"Dorothy Gaspar's glove designs pack star power"
by Monica Corcoran
Dorothy Gaspar does not make gloves for meek women. Her long, sinuous leather creations -- imagine Louboutin stilettos for your hands -- are better suited for martini-swilling minxes who smirk through apologies. Same goes for the chic two-tone driving gloves that come in flashy sports-car colors and snap efficiently at the wrist. Even folded over in repose, like sleeping swans, Gaspar's gloves are ready for their close-up.And no doubt, you've seen a couple of her designs on the big screen: the chic cocoa-colored gloves Angelina Jolie wore as she wrung her hands in "The Changeling," or the red suede scallop-edged gloves fancied by Renée Zellweger in " Leatherheads." Gaspar also designed gloves for "Titanic," " Batman Returns" and "Charlie's Angels."
Typically, she sits down with a film's costume designer early on to go over sketches and determine which glove design will complete a character's style.
"These are the ones I made for Eva Mendes for ' The Spirit.' They are very dramatic and have a 1940s look," says Gaspar, in her soft, lilting Hungarian accent as she gives a tour of the downstairs workshop in her Mount Washington home. She points at a pair of elbow-length black leather gloves with tapered fingers and topstitching that are as sleek as a panther.
Unlike her gloves, Gaspar, 44, is subdued -- much as you might expect from someone who can spend up to two days hand-cutting and piqué-stitching one pair from swaths of Italian kid leather. Bolts of satin and lamé, spools of candy-hued thread and hand-shaped irons (for pressing stitched gloves) clutter her modest work space. There are no flashy ergonomic chairs or modern desks. Her industrial Juki sewing machine looks sturdy but weary. "Those die cutters are over 100 years old," she says proudly of a cubby crammed with cookie cutter-like tools. "They have always been in my family."

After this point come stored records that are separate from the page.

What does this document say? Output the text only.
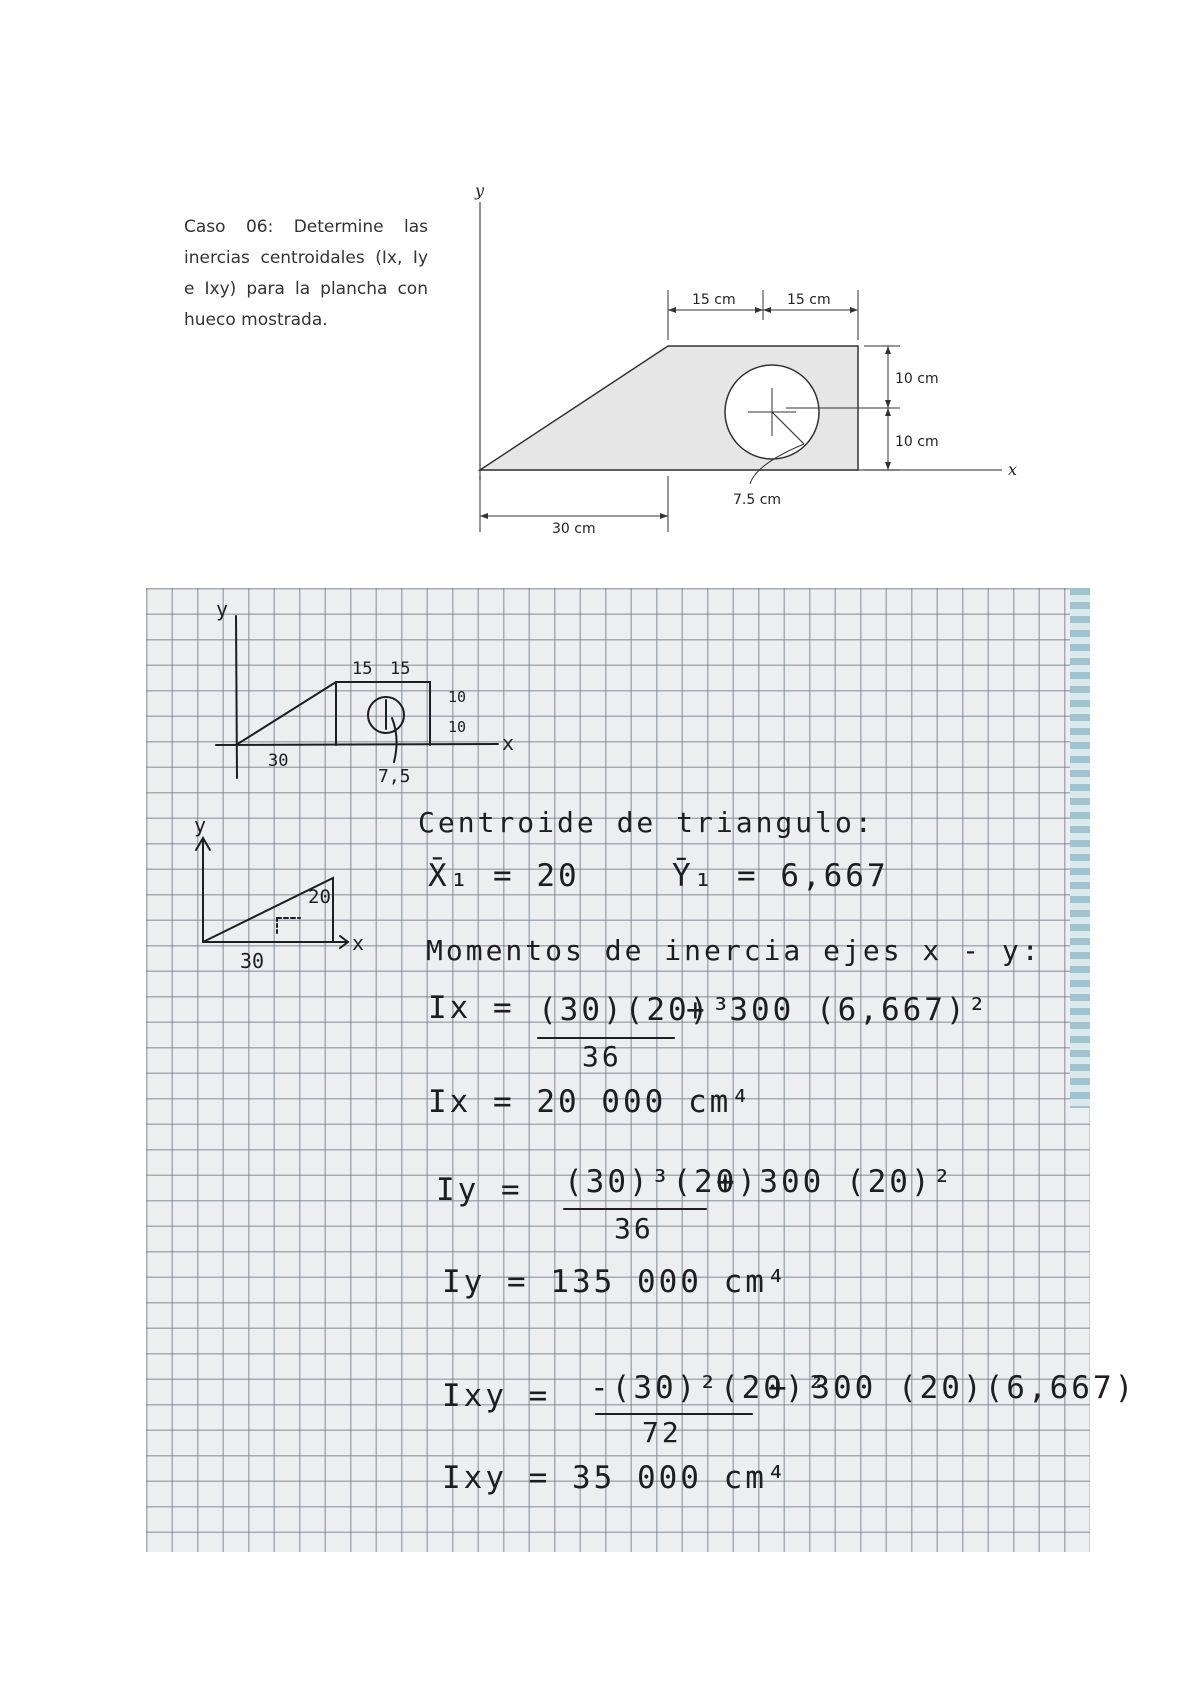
Caso 06: Determine las inercias centroidales (Ix, Iy e Ixy) para la plancha con hueco mostrada.
y
x
7.5 cm
15 cm	15 cm
10 cm
10 cm
30 cm
y
x
15 15
10
10
30
7,5
y
x
20
30
Centroide de triangulo:
X̄₁ = 20	Ȳ₁ = 6,667
Momentos de inercia ejes x - y:
Ix = (30)(20)³
36
+ 300 (6,667)²
Ix = 20 000 cm⁴
Iy = (30)³(20)
36
+ 300 (20)²
Iy = 135 000 cm⁴
Ixy = -(30)²(20)²
72
+ 300 (20)(6,667)
Ixy = 35 000 cm⁴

Her grandfather founded Gaspar Gloves in Budapest in 1890. Her father carried on the tradition. With nine older siblings who spurned the family business, Gaspar had little say in her destiny. "I was the 10th child, and they made me learn it," she says with a good-natured shrug. In 1985, she followed her beau -- now husband -- to L.A. and soon found work sewing at Gloves by Hammer of Hollywood on Melrose Avenue. A few years later, Hammer when closed, she struck out on her own and started working with movie studios.
In addition to supplying Madonna with purple fingerless driving gloves for her current tour, Gaspar has a thriving off-screen following. "My clients either wear them for fun or wear them to church," she says of the designs, which range from $75 for driving gloves to $185 for elbow-length custom styles; gloves that extend all the way to the shoulder run to $275. Hands are traced to determine size. "I have a few fans who have 30 pairs of my gloves. They always say, 'This is my last pair.' "
It helps that gloves are currently having a moment, as they like to say. Marni showed long white gloves with cropped jackets on the runway for fall 2008. Diane von Furstenberg paired scrunched chocolate gloves with a belted duster, and Dsquared sexed up a ruched red sheath with elbow-length black leather gloves. (Gaspar has created gloves for designer Bob Mackie's over-the-top looks.)
"I'm always trying to come up with new, edgy designs," she says, gesturing to a cheeky gray and purple pair that lace up the middle like a corset. Equally unique are the long moss green ones adorned with more than a dozen leather-covered buttons. "I add buckles or zippers or try putting together new colors."
Never underestimate the allure of a swath of black, though. Late last month, Beyoncé performed live in Rockefeller Center for the "Today" show and a fan snatched one of her elbow-length black leather gloves right off her hand. She carried on her performance wearing just one, and the effect was almost as frisky as Rita Hay worth's famous glove striptease in 1946's "Gilda."
If they're considering a remake, Gaspar has the perfect gloves.